In the words of Marc Chagall, “Great art picks up where nature ends”, so why not start out in leafy Berlin West at the GEORG KOLBE MUSEUM, the functionalist villa once home to the eponymous German artist. Ring the doorbell and pay the €3-5 entrance to walk through rooms filled with Kolbe’s work. But the real gem is the sculpture garden and its CAFÉ K. Come when the rhododendrons are in bloom and enjoy a strong cappuccino and biscuit for €2.50. Tip: the first Saturday of every month offers sculpting classes for children.
When it’s time to go, stroll down SENSBURGER ALLEE for house watching, keeping your eyes peeled for the apartment building built by design god Le Corbusier. Proceed further and you’ll end up at the massive, neoclassical OLYMPIASTADION, Hitler’s sports arena and host of the 1936 Summer Olympics.
As the big houses take their summer break (Berlin Philharmonic’s free Tuesday Lunchtime Concert returns in September), classical music goes al fresco: the BOTANICAL GARDENS treat you to two-hour Friday night concerts for €15 (Jul-Aug). As for Schloß Köpenick, Zitadelle Spandau and the Französischer Dom, they place chamber music in regal surroundings from €22 with the PERLEN DER KLASSIK series (programme online at www.berliner-schlosskonzerte.de). But classical aficionados’ favourite summer festival is YOUNG EURO CLASSICS (Jul 26 – Aug 13), when the stars of tomorrow tour the grand halls of the Konzerthaus for tickets as cheap as €6-16. On Wednesdays, lose the baton and bum a stool at Mitte’s B-FLAT for free grade-A contemporary jazz.
If you prefer your food with a bit of queenly ceremony, head to HUDSON’S. On Sundays they serve High Tea for €8 – think bottomless pots of tea and a buffet of quality cakes, brownies and scones to smear with clotted cream and jam. Or dine like a Hapsburg at the stylish Viennese-style coffee house CAFÉ EINSTEIN, the original on Kurfürstenstraße, of course. Their Plat du Jour is a picture of refinement at only €10.90-12.90.

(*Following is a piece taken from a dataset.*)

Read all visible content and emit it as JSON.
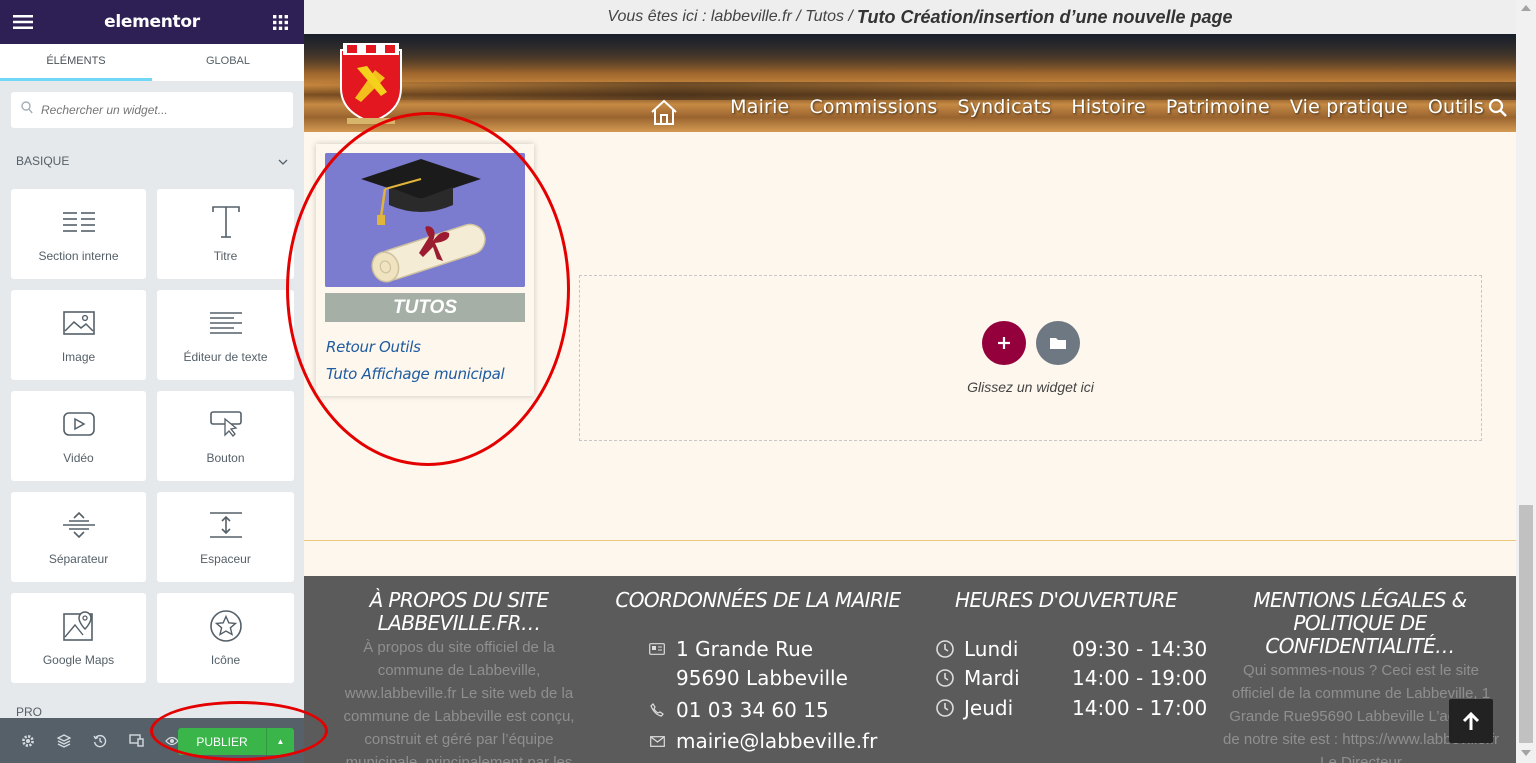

To dream in pre-war style, head to HOTEL BOGOTA. Here the flair of Weimar decadence can be relived for a mere €40 for a single, €64 for a double. The photographs of former tenant Yva, legendary mentor of Helmut Newton and victim of the Nazis, haunt the fourth floor. Downstairs in the foyer, the authentic 1950s ashtray, vintage cheap as leather chair and gentlemanly library implore you to sit and lose yourself in a free newspaper – cognac and cigar not included.
For the frugal traditionalist who still likes a good old-fashioned ink-and-vellum book, BÜCHER on Schönhauser Allee is a wise place to start. If you’re up for some spelunking you might find a treasure in its small, cluttered used-book-filled rooms. There are also vintage magazines and boxes bursting with GDR postcards and discarded family snapshots. A handful of goodies might only set you back €2.
ANOTHER COUNTRY in Kreuzberg also sells second-hand books, but mostly functions as a library. When you return a store-bought book, you get the cost of the book back minus €1.50. On Fridays the owner serves delicious homemade grub for €5, and afterwards there’s a free film, like Groundhog Day or another ageing cult. Rather not pay for books at all? Declare wallet independence at the AMERICAN MEMORIAL LIBRARAY with its efficient (aka not so charming) atmosphere. If you find some sheet music by Ravel or Bill Evans, you might even be lucky enough to score a piano in one of the library’s practice rooms.